Sosyal Bilgiler insanları ve yaşamları konu alır. Kendi kendimizi ve diğerlerini daha iyi anlamamıza yardımcı olur. Sosyal Bilgileri tanımlamak, coğrafya ya da tarih gibi bir disiplini tanımlamaktan daha zordur çünkü sosyal bilgiler disiplinler arası ve çok disiplinli bir alandır. Bununla birlikte sosyal bilgilerin iki temel ayırıcı özelliği, vatandaşlık yeterliliklerini kazandırmak için oluşu ve bütüncül, disiplinler arası bir alan oluşudur (Doğanay, 2004: 205).

Öğrenciler açısından kritik dönem olan ilköğretim çağında, öğrencilerin bilgiyi kullanmaları ve kalıcı hale getirmeleri geleneksel eğitim yöntemleriyle çok zor olacağı bir çok araştırmacı tarafından dile getirilen bir konudur. Bu bilgiler ışığında, öğrencilerin akademik başarılarını artırmalarında önemli bir yere sahip edebi ürünlerden biri olan “Tarihi Romanlardan” yararlanılmaya çalışılacaktır.

Türkiye'de daha ilköğretim sıralarında öğrencilerin zihinlerini kompartımanlara böldüğümüz bir gerçektir. Bu bağlamda interdisipliner bir eğitim veremediğimiz de ortadadır. İlköğretim 6.sınıftan sonra, Sosyal Bilgiler ya da Tarih derslerinde, Tarih öğretmeni, Edebiyat ya da Türkçe öğretmenin yaşam alanına girmek istemez, ya da Türkçe-Edebiyat öğretmenine atıfla bir şeyler anlatır. Maalesef eşgüdümlü bir eğitim için gerekli olan zümre toplantıları da okullarımızda etkili bir şekilde çalışmamaktadır (Ata, 2000: 159).

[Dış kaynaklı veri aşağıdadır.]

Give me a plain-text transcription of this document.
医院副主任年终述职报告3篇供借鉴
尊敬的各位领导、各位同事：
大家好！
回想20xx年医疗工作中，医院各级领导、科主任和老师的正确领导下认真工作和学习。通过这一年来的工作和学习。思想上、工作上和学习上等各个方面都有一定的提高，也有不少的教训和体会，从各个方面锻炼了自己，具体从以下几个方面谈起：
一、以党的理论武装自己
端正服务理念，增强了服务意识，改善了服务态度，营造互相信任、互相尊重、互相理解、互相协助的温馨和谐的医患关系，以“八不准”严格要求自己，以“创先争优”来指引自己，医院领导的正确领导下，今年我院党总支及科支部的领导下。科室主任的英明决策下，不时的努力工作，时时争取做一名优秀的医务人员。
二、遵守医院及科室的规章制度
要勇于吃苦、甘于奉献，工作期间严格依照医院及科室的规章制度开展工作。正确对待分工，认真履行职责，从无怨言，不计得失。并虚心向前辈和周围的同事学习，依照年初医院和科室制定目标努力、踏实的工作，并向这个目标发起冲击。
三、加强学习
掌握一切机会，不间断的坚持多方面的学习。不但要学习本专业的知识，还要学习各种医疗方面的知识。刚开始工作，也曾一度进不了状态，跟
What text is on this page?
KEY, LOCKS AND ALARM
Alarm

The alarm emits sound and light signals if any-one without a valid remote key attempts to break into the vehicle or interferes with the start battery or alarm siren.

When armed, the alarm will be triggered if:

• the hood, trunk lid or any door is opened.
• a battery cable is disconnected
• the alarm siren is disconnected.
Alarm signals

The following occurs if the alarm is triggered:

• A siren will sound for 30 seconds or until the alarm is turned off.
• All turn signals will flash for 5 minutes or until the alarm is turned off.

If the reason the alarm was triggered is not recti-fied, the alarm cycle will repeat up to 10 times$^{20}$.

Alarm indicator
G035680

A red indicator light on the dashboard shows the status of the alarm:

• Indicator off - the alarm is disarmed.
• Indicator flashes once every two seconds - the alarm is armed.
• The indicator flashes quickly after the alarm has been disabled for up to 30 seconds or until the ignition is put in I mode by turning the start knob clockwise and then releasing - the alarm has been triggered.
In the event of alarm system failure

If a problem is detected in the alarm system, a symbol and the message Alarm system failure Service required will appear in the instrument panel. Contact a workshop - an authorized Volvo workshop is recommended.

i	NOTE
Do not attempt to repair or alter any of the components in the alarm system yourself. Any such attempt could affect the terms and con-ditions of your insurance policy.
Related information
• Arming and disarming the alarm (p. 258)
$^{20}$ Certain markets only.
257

Burada özellikle öğretmenler arası iletişimsizlik ve bilgi alışverişin azlığı eleştirilmektedir. Okullarımızın temel problemlerinden olan bu engeller bir bütün çalışmayı engellemektedir.

Öztürk’e (2003: 36) göre; edebiyatla eğitim arasında sıkı bir ilişki vardır ve edebiyat, öğretim bakımından, insana çok çeşitli duyma, düşünme, hareket etme örnekleri verir. Edebiyat eserlerinin insanın; yurt, yaşama ve doğa sevgisiyle insanın iç dünyasını yumuşattığı, iyilik, dostluk, hoşgörü, bağışlama, dayanışma, çalışkanlık, dürüstlük gibi insana özgü tutum ve değerleri geliştirip pekiştirir. (Öztürk, 2003: 7). Açıklamalardan anlaşıldığı gibi edebiyat, akademik başarıyı ve duyuşsal davranışı kazandırmada etkilidir.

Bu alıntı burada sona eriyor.